Türk Hava Kuvvetleri için üretilen 8 adet F-35A savaş uçağı, sözleşme ile Amerikan Hava Kuvvetleri’ne devredildi. Türkiye F-35 üretimi için çalışan 9 ülkeden biri olmasına rağmen Pentagon S-400’ü bahane ederek ortaklığı askıya almıştı.
Türkiye’nin, yılan hikayesine dönen F-35 alımında kritik bir gelişme yaşandı. Türk Hava Kuvvetleri için Lot 14 paketinde üretilecek 8 adet F-35A savaş uçağı, sözleşme ile Amerikan Hava Kuvvetleri’ne devredildi. Sözleşmeye göre, 8’i Türkiye için üretilen olmak üzere toplam 14 F35 A tipi savaş uçağı 850 milyon dolarlık sözleşme kapsamında ABD Hava Kuvvetleri standartlarına getirilecek. Çalışmaların 2026 yılında tamamlanması öngörülüyor.
6 F-35 TÜRKİYE’YE DEVREDİLECEKTİ
F-35 üretiminde görev alan 9 ülkeden biri olan Türkiye, 100 adet F-35A tipi savaş uçağı almayı taahhüt etmişti. 2018 yılından bu yana 2 adet Lot 10 ve 4 adet Lot 11 olmak üzere 6 adet F-35A üretilerek Türkiye’ye devredilmesi öngörülmüştü. Türkiye F-35 üretimi için çalışan 9 ülkeden biriyken, ABD Savunma Bakanlığı (Pentagon), Türkiye’nin Rusya’dan S-400 hava savunma sistemi almasını eleştirerek S-400 ve F-35’in aynı anda kullanılamayacağını öne sürmüştü. Bu gerekçeyle Türkiye’nin ortaklığı askıya alınmıştı.
PANTAGON’A YETKİ VERİLDİ
ABD Kongresi savunma bütçesinde Türk uçaklarının ABD Hava Kuvvetleri tarafından satın alınabilmesi için Pentegon’a yetki vermişti. Daha sonra ABD’nin çeşitli yaptırımlarını sürekek, F-35 savaş uçağının ana yüklenicisi olan ABD’li Lockheed Martin şirketi, F-35 savaş uçağı ile ilgili açılan web sitesinde “Küresel Katılımcılar” listesinden Türkiye’nin adını silmişti.
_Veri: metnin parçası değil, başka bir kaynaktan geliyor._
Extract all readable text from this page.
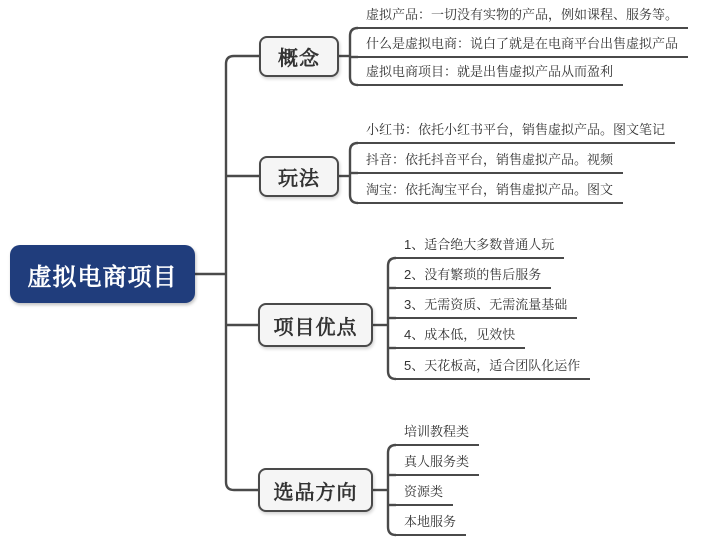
虚拟电商项目
概念
玩法
项目优点
选品方向
虚拟产品：一切没有实物的产品，例如课程、服务等。
什么是虚拟电商：说白了就是在电商平台出售虚拟产品
虚拟电商项目：就是出售虚拟产品从而盈利
小红书：依托小红书平台，销售虚拟产品。图文笔记
抖音：依托抖音平台，销售虚拟产品。视频
淘宝：依托淘宝平台，销售虚拟产品。图文
1、适合绝大多数普通人玩
2、没有繁琐的售后服务
3、无需资质、无需流量基础
4、成本低，见效快
5、天花板高，适合团队化运作
培训教程类
真人服务类
资源类
本地服务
2022’YE KADAR TÜRKİYE ÜRETECEK
- Öte yandan Pentagon, geçtiğimiz haftalarda Türk F-35’leri Amerikan Hava Kuvvetleri’ne devredilse bile uçak parçalarının üretimi için Türk şirketleriyle 2022’ye kadar çalışmaya devam edeceklerini açıklamıştı. Pentagon sözcülerinden Jessica Maxwell, “Türk şirketlerinin F-35 uçağı için ürettiği 139 parçanın üretimi 2022 boyunca devam edecek. Sanayi ortaklarımız devam eden kontratlarını icra edecekler. F-35 programı bu noktada, maliyetli, düzen bozucu ve gereksiz sözleşme fesihlerinden kaçınmaya çalıştı” demişti.